Tuesday, January 27, 2004

We are bad, bad bloggers—just look at the date of that last post! But if we lived in a world where 1 day = 2 weeks of our current time, we'd be medium-prolific bloggers.

Contrary to site activity here, we are all back and working. Kat, however, is still in Australia, but due back soon. Adam and Nina are both around and working hard, though deserving of rest after having successfully hosted an international 2-day conference called Approaching the City: Alternative Urban Studies. Jenny is pushing ahead with her work on reproductive technologies, and sadly-happily, due to be done with her post at INCITE early in February. Mary, Steve, Kate and Gerard appear to be bravely and gracefully leaping the various hurdles of their PhD work. And Sian, from the BBC, has moved onto the second phase of her secondment with INCITE: a position with an interesting London advertising agency (all in a quest to better understand how social science methods might help the BBC in the design of their programming). In more distant radar blips, Nina and I will be speaking again at the Banff New Media Centre in April, at a conference called "Simulation and Other Re-enactments: Modeling the Unseen". So, here's to better blogging.

-kris

Saturday, January 03, 2004

New Year!

I'm just back from the US and about to transition from my current research fellowship to a three-month period of writing and re-grouping at Surrey under the auspices of recently-won "bridging funds" (thank you Surrey).

Amidst holiday shenanigans, I met with Rick Robinson [this links to an out-of-date bio] for a chat about his new work at the intersection of qualitative and quantitative social research. In charting how he got from E-Lab to his current work, we talked a lot about the evolution of the perceptions and uses of ethnography in applied settings (esp. product design). Many of the changes Rick cites are the result of the extraordinary numbers of people now doing ethnography in the service of design. This means that now, a company who wants to use ethnography to support design has the problem of _choosing_ a good parter rather than _finding_ one.

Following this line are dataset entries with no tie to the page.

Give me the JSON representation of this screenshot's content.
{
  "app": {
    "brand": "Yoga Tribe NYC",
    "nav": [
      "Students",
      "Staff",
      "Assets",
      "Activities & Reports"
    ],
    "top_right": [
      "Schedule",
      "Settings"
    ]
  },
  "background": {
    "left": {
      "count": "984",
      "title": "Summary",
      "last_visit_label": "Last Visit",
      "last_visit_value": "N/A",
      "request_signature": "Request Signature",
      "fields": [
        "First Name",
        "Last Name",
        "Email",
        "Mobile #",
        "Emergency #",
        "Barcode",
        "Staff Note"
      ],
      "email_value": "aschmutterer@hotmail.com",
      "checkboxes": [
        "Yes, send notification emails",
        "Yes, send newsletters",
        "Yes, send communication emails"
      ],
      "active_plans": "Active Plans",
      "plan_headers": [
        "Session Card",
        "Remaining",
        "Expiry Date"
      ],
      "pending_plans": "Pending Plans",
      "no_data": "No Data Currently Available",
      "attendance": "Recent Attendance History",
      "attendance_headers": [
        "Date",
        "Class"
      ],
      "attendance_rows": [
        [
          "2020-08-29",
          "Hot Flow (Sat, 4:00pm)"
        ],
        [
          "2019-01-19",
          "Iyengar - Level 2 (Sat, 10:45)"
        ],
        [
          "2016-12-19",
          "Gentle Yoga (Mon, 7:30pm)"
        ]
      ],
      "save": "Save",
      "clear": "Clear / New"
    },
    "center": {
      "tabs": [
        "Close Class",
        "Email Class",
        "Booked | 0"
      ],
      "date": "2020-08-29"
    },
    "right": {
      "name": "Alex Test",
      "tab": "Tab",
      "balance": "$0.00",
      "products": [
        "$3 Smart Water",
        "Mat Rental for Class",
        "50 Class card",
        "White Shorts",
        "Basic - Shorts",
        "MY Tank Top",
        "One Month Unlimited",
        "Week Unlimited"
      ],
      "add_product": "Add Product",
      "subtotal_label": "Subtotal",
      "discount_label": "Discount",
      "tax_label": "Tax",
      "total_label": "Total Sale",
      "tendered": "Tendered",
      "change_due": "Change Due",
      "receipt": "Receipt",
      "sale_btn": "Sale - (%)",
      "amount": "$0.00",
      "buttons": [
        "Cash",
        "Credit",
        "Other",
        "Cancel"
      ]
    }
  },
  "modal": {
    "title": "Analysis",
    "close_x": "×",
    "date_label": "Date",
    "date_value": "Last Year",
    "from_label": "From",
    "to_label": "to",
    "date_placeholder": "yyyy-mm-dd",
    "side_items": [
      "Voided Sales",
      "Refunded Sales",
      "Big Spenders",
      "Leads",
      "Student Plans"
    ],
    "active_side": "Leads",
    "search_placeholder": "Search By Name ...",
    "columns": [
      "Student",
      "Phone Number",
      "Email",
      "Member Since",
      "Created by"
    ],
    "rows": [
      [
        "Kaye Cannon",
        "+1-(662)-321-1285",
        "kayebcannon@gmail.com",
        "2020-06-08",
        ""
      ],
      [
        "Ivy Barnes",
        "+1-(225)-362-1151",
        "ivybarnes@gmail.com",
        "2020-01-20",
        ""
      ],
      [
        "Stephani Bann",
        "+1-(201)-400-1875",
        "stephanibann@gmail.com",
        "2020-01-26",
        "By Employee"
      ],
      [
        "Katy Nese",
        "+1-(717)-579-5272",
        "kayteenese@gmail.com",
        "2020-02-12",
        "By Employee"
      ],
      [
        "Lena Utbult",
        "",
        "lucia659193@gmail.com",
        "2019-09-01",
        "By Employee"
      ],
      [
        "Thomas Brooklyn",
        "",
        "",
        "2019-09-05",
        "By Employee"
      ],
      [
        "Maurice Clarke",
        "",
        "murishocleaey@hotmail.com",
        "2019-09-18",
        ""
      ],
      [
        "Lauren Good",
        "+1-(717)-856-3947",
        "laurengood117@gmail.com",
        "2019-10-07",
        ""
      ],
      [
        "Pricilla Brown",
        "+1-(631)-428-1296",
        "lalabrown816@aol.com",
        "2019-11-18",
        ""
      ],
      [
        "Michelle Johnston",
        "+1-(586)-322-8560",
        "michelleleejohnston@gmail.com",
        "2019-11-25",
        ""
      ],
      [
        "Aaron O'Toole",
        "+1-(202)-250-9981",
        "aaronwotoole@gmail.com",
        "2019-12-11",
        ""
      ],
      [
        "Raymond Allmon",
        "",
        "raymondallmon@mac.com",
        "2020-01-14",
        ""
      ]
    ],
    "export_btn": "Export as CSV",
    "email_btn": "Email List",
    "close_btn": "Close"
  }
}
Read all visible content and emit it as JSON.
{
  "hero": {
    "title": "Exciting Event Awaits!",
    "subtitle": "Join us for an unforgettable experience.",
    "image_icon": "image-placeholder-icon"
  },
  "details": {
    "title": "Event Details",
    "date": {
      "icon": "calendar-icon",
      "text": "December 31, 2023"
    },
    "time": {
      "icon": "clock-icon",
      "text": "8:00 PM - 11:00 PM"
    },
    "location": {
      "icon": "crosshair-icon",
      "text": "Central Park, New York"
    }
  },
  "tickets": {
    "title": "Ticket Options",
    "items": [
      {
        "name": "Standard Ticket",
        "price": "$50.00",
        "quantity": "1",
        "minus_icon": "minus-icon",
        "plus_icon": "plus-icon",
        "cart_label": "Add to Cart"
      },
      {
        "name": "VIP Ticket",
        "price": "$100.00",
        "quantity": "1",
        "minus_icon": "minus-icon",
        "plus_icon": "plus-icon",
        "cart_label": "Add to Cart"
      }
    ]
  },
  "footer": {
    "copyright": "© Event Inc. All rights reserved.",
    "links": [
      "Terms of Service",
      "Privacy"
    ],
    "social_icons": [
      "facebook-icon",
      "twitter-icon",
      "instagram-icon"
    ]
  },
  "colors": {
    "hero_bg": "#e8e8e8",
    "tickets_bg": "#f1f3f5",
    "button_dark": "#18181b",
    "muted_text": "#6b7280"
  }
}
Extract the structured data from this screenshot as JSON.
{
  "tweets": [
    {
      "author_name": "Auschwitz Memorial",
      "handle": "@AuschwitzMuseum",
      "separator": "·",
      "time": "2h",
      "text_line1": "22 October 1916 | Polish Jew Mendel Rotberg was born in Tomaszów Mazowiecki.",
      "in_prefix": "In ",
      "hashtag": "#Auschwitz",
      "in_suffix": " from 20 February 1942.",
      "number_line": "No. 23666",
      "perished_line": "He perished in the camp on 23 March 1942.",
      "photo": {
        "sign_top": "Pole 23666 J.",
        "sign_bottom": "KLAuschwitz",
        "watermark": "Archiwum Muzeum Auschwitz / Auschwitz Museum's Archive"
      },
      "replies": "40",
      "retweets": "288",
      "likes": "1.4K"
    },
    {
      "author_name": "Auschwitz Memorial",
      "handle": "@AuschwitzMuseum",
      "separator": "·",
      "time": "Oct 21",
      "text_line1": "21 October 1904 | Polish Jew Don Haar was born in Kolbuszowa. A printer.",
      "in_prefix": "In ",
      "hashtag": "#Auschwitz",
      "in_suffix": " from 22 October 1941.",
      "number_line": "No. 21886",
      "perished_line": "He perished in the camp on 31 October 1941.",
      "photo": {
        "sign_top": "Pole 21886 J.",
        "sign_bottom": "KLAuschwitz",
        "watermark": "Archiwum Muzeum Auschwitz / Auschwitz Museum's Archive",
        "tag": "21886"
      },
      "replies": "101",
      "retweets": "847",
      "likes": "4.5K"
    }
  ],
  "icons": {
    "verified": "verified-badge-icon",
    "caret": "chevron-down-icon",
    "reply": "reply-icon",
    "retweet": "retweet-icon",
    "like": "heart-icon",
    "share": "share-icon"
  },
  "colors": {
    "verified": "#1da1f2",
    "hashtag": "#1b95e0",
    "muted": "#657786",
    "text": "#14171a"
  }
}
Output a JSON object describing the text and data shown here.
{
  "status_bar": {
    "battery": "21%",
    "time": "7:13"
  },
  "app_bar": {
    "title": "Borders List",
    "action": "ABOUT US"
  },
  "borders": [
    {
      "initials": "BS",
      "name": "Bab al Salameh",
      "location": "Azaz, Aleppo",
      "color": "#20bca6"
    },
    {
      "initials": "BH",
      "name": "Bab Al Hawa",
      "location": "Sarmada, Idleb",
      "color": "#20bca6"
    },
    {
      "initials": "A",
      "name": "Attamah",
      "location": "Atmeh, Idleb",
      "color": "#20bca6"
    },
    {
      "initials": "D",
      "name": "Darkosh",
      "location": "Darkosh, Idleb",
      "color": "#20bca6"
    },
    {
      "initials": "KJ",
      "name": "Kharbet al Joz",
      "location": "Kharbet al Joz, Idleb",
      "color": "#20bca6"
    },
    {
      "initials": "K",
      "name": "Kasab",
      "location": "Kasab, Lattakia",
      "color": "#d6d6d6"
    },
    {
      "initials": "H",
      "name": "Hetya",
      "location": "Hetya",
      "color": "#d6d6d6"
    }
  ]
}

And this often means that market research groups, who have vast experience with "vendor relations" (locating, evaluating and choosing good partners) are increasingly in charge of hiring ethnography, in contrast to the small design groups who were once the seekers of ethnographic partners. In one sense, we are watching what happens when a formerly novel process (the introduction of anthropological and sociological theories to design) becomes routine.